The last Government met the Joint Epilepsy Council. I pay immense tribute to the then Opposition spokesman, Earl Howe. I know how much he has done on epilepsy and I have worked with him for many years. He is a good man, and I more than anyone am delighted to see him a Minister at last. He told the conference of NHS commissioners to go away and make a difference. How, specifically, does the present Minister think that NHS commissioners are making a difference? In particular, I make a plea to him to meet with me and representatives of the epilepsy charities—the Joint Epilepsy Council, Epilepsy Bereaved, Epilepsy Action—and senior clinicians to discuss some of the sector’s fundamental concerns.
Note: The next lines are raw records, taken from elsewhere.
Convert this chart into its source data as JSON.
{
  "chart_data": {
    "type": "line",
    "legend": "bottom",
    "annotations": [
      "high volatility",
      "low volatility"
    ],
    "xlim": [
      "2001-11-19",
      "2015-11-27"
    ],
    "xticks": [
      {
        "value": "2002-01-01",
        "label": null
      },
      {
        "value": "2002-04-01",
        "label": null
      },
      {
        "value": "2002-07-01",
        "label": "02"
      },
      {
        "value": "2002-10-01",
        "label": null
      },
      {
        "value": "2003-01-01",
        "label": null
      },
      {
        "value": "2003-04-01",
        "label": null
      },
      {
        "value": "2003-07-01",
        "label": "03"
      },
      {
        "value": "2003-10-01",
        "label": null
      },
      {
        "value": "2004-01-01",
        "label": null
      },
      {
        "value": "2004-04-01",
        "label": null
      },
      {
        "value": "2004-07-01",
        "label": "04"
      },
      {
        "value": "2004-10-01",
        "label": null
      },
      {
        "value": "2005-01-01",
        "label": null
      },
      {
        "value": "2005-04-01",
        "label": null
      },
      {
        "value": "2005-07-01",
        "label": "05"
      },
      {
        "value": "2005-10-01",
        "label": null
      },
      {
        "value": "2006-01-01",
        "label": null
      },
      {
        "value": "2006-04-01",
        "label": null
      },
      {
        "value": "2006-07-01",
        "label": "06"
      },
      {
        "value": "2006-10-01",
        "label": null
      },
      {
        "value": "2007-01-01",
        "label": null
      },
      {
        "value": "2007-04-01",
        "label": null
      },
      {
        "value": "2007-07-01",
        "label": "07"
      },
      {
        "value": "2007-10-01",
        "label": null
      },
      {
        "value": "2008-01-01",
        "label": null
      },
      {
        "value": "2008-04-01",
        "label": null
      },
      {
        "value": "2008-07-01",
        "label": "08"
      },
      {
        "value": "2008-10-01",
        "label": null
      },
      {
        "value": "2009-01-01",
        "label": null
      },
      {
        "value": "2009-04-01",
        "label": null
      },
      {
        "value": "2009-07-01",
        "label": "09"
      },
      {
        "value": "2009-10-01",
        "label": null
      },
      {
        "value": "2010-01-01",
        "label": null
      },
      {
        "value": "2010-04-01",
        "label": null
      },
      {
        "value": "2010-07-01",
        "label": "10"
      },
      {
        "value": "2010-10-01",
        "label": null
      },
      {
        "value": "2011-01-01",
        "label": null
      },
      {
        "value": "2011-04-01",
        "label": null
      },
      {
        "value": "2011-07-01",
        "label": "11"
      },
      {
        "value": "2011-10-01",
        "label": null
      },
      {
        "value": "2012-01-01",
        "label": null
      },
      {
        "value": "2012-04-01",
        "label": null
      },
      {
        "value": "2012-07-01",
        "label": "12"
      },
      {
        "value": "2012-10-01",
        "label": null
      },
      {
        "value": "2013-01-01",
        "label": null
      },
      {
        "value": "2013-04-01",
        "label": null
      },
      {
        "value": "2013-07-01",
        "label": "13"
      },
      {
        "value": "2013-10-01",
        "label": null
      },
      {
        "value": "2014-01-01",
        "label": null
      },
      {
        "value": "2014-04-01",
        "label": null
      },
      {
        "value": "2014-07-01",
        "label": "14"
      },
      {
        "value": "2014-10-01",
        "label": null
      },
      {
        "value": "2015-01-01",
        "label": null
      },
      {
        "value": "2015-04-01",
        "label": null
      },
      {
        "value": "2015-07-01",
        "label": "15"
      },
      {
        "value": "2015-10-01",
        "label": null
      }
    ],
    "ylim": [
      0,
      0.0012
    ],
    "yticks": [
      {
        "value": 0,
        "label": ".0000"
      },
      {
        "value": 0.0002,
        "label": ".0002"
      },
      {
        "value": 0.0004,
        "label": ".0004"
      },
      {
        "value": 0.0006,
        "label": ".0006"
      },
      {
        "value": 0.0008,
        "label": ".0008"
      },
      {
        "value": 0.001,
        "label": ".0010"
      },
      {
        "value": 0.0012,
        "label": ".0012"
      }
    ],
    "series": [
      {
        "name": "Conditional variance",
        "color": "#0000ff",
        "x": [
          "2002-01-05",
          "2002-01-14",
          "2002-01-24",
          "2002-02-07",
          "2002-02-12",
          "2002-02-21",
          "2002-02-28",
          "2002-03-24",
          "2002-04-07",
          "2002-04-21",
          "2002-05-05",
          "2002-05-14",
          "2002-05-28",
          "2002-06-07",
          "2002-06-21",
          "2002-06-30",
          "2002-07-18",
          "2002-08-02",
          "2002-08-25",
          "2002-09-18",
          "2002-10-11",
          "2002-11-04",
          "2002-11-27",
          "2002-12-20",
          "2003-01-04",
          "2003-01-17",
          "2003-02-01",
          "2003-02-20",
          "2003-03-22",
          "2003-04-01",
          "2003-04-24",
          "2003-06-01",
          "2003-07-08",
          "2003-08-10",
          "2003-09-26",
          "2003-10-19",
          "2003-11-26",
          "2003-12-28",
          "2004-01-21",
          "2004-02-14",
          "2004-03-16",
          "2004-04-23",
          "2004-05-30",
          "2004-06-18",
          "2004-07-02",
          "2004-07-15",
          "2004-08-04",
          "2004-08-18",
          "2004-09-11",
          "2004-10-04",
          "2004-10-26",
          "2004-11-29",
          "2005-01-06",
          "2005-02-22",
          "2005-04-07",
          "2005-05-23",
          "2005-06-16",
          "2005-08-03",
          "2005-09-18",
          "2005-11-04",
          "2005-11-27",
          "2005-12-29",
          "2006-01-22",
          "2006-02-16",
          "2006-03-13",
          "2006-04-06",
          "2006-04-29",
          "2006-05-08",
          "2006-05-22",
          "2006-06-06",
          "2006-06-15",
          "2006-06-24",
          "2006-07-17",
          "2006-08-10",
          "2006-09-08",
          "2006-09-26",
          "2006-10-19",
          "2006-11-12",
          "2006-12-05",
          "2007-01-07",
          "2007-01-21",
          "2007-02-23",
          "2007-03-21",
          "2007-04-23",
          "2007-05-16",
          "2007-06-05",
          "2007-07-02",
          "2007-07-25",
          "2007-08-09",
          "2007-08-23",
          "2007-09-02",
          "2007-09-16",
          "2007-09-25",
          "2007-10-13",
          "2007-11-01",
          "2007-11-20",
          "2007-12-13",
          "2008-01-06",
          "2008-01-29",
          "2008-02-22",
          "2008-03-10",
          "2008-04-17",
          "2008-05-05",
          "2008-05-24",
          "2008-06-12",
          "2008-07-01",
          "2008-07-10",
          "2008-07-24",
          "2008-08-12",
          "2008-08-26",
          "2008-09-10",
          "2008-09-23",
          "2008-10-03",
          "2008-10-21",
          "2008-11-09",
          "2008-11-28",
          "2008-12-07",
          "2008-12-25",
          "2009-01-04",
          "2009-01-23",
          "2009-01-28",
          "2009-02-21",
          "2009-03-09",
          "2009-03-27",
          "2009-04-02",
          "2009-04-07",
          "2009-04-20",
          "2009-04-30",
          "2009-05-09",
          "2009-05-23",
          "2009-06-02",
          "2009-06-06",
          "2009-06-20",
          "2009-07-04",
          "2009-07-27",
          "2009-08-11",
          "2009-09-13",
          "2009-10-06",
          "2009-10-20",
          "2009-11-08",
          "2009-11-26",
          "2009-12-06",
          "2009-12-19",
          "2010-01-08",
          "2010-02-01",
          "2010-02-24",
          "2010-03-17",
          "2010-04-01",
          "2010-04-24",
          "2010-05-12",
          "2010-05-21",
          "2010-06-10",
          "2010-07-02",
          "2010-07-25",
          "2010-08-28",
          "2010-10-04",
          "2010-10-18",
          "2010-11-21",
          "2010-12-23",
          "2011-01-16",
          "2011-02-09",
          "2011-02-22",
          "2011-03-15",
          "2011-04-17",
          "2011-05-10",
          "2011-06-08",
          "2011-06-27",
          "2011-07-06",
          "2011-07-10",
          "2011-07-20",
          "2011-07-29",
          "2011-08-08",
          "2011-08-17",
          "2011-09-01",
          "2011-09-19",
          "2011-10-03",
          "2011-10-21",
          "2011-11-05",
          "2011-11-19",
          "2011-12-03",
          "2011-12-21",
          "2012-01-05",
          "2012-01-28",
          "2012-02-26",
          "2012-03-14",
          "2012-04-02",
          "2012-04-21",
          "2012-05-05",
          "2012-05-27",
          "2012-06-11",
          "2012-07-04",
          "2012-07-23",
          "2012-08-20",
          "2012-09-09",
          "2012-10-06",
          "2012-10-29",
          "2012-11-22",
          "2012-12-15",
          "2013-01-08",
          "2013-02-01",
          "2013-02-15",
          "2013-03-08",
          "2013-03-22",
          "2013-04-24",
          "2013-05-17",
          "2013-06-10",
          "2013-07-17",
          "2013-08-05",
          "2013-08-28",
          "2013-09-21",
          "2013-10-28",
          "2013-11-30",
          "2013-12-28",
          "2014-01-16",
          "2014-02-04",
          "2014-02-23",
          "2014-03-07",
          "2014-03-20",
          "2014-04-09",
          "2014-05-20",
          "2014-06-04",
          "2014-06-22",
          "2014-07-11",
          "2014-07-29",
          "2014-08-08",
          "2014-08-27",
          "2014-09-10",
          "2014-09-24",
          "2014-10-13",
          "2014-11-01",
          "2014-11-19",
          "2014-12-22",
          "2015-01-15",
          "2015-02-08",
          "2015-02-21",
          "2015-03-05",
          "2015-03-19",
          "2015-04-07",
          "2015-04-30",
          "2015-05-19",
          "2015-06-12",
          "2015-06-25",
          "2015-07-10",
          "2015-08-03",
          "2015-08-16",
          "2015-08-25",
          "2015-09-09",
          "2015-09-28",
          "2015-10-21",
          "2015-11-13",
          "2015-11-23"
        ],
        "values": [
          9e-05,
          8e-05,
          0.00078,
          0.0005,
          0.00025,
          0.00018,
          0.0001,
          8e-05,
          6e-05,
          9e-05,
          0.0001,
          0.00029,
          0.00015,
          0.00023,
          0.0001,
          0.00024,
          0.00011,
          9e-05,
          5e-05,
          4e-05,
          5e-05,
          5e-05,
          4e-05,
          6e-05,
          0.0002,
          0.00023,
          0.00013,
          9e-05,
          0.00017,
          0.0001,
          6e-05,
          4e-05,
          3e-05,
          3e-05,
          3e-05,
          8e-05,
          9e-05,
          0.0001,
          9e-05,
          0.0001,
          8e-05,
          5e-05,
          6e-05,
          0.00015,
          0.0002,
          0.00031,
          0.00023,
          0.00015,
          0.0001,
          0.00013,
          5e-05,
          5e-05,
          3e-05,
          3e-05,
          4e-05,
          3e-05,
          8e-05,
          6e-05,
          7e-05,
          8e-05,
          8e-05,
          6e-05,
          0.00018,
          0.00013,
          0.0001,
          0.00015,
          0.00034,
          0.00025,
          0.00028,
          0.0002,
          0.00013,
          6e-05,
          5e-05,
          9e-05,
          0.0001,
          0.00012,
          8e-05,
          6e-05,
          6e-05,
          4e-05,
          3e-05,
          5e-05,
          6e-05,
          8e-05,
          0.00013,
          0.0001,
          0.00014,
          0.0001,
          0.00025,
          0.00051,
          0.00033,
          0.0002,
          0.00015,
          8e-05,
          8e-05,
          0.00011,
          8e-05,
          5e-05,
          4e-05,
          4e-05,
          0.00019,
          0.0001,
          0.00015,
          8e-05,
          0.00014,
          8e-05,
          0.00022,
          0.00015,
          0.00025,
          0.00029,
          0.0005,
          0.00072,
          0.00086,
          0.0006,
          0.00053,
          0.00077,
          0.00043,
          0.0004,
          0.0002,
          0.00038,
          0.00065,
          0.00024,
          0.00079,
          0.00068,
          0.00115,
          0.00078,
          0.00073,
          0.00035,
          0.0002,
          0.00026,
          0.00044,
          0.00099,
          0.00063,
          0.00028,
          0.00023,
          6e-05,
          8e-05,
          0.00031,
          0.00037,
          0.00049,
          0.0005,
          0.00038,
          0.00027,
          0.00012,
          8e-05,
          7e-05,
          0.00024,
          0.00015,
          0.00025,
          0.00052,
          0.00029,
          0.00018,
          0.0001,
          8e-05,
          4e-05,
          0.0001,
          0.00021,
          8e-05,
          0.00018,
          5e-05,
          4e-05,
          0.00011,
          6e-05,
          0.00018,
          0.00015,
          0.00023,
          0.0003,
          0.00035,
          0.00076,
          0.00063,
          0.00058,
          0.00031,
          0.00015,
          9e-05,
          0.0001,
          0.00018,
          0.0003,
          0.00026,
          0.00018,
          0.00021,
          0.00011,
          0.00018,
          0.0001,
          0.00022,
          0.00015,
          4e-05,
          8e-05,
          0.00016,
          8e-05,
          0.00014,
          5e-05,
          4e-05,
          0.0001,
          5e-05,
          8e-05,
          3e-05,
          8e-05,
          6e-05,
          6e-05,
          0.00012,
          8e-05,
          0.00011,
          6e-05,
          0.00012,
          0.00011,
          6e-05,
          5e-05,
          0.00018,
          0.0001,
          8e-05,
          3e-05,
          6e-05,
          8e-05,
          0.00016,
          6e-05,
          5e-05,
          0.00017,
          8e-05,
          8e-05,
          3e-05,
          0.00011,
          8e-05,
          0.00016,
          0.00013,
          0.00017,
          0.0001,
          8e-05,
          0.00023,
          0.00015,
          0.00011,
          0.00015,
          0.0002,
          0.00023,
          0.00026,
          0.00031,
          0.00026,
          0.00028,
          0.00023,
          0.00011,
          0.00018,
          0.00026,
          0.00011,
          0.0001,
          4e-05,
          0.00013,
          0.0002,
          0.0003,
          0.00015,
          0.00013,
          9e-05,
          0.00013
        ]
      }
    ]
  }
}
As I said, better treatment and better care will lead to bigger cost savings for the Department, but more importantly, they will improve quality of life of the 400,000 people in this country who have epilepsy.
I was surprised to read that the primary care trust for my Blackpool constituency has the highest incidence of epilepsy in the country. I had not realised that. We are talking not about a small group but of a large group of people who must deal with an immense stigma in their lives, as I know some of my hon. Friends will describe. We must deal with it day in, day out. Epilepsy is unlike any other chronic condition. I thank the Minister for listening and my colleagues for attending. Can we please hear some good, positive news about how the Minister intends to take the agenda forward?